ESE3-positive PSCs drive pancreatic cancer fibrosis, chemoresistance and poor prognosis via tumour-stromal IL-1 beta/NF-kappa B/ESE3 signalling axis

Background Desmoplastic stroma, a feature of pancreatic ductal adenocarcinoma (PDAC), contains abundant activated pancreatic stellate cells (PSCs).
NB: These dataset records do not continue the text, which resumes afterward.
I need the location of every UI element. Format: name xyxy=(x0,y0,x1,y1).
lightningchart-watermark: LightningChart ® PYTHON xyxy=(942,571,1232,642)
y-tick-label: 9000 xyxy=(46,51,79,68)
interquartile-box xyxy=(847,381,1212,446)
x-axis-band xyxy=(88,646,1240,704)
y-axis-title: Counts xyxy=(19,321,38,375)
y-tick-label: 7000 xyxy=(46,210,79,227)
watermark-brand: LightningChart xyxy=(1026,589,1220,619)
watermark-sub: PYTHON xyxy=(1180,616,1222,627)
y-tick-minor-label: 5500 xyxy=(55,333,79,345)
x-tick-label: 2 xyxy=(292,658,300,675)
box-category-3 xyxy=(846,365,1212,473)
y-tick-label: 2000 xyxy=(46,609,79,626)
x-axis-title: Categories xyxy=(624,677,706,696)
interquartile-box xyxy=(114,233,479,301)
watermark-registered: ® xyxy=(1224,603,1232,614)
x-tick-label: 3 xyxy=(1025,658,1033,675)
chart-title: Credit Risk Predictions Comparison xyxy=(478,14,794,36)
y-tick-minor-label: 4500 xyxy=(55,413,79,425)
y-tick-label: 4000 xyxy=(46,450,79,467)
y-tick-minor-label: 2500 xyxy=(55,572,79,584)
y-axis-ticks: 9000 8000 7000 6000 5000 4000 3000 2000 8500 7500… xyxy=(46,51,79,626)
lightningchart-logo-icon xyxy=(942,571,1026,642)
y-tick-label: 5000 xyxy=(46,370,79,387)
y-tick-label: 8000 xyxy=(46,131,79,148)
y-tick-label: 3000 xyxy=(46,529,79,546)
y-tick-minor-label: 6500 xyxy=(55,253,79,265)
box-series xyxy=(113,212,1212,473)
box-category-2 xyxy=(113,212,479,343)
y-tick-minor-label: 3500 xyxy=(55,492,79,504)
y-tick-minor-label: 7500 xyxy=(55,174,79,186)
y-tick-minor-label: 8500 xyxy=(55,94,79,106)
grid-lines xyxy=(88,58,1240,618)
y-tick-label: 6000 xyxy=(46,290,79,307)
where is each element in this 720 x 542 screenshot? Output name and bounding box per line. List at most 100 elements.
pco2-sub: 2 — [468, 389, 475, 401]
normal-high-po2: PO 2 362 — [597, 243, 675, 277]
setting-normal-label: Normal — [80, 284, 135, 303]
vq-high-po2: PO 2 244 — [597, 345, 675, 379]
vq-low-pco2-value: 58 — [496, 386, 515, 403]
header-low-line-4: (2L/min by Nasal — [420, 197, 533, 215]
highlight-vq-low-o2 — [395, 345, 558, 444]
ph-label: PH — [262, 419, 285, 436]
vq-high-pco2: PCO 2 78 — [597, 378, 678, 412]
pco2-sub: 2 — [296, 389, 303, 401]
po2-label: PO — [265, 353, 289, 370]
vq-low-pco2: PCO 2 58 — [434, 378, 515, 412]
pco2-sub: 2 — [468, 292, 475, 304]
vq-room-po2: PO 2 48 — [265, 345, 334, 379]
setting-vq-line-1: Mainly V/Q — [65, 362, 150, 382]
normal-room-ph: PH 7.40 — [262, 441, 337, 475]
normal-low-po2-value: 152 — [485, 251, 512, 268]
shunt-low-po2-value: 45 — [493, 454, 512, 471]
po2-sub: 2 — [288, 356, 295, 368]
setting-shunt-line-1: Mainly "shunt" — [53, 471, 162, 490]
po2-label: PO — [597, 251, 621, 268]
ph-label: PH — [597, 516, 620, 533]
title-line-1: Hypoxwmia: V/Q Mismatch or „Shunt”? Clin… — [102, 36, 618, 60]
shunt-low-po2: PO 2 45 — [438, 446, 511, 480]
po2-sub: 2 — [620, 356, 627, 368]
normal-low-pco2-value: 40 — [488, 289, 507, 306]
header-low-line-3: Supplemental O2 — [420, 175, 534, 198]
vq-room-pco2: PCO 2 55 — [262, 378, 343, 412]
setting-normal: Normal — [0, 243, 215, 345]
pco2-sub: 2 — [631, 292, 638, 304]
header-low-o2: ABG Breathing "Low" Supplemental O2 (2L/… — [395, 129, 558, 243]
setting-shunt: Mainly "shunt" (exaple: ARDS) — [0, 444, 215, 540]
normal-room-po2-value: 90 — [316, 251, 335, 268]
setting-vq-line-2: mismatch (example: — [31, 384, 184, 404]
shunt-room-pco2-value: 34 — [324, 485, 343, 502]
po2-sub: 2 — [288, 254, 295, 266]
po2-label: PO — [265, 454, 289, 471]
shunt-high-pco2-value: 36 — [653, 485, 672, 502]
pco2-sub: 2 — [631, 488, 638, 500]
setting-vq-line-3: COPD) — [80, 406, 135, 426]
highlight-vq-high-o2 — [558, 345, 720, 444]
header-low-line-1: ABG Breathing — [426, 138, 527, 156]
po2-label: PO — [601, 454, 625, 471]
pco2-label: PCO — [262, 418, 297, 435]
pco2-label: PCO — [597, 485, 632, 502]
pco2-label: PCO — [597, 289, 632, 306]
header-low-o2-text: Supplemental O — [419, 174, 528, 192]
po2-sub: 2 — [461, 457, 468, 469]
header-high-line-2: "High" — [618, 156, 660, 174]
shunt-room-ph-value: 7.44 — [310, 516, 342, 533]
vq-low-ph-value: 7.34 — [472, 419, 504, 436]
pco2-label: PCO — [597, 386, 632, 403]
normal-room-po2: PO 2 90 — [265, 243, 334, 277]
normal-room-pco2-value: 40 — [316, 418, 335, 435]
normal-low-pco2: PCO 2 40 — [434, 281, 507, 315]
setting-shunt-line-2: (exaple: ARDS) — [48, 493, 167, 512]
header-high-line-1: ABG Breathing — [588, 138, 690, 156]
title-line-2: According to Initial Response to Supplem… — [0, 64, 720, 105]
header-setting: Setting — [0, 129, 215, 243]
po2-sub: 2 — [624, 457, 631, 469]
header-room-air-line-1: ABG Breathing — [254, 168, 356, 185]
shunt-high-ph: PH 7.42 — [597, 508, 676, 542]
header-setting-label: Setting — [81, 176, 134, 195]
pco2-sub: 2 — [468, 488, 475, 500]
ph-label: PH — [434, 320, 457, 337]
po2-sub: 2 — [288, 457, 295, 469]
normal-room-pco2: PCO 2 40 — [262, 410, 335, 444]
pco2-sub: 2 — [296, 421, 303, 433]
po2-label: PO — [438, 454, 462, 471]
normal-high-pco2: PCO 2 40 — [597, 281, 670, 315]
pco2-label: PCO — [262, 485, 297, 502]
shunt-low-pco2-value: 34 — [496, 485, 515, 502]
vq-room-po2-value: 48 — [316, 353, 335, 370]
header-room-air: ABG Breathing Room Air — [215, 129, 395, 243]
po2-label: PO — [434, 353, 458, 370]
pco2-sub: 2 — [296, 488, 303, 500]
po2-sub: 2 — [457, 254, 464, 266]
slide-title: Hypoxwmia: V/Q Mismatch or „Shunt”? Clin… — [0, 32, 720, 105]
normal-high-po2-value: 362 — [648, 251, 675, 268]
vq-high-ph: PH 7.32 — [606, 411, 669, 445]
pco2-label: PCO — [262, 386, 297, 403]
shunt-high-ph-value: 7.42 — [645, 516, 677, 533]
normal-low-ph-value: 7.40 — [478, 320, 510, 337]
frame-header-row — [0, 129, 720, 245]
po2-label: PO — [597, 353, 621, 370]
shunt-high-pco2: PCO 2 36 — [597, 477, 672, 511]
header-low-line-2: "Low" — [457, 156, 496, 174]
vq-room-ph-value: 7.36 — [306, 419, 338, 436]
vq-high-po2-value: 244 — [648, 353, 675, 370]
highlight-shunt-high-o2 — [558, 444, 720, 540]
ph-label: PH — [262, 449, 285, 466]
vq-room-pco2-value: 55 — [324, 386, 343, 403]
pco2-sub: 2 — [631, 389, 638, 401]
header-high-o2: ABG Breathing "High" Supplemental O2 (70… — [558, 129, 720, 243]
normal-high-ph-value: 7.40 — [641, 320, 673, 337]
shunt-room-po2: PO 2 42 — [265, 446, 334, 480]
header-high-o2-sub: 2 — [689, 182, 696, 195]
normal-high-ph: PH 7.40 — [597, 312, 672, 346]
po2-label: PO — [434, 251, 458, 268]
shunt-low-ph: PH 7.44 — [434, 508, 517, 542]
How PSCs promote PDAC progression remains incompletely understood. Methods Effect of epithelium-specific E-twenty six factor 3 (ESE3)-positive PSCs on PDAC fibrosis and chemoresistance was examined by western blot, RT-PCR, immunofluorescence, flow cytometry assay, chromatin immunoprecipitation, luciferase assay, immunohistochemistry and subcutaneous pancreatic cancer mouse model. Results ESE3 expression increased in PSCs in PDAC tissues compared with those in normal PSCs. Clinical data showed that ESE3 upregulation in PSCs was positively correlated with tumour size, pTNM stage, CA19-9, carcinoembryonic antigen and serum CA242 level. ESE3 overexpression in PSCs was an independent negative prognostic factor for disease-free survival and overall survival amongst patients with PDAC. Mechanistically, the conditional medium from the loss and gain of ESE3-expressing PSCs influenced PDAC chemoresistance and tumour growth. ESE3 directly induced the transcription of alpha-SMA, collagen-I and IL-1 beta by binding to ESE3-binding sites on their promoters to activate PSCs. IL-1 beta upregulated ESE3 in PSCs through NF-kappa B activation, and ESE3 was required for PSC activation by tumour cell-derived IL-1 beta. Conclusion Inhibiting the IL-1 beta/ESE3 (PSCs)/IL-1 beta-positive feedback loop is a promising therapeutic strategy to reduce tumour fibrosis and increase chemotherapeutic efficacy in PDAC.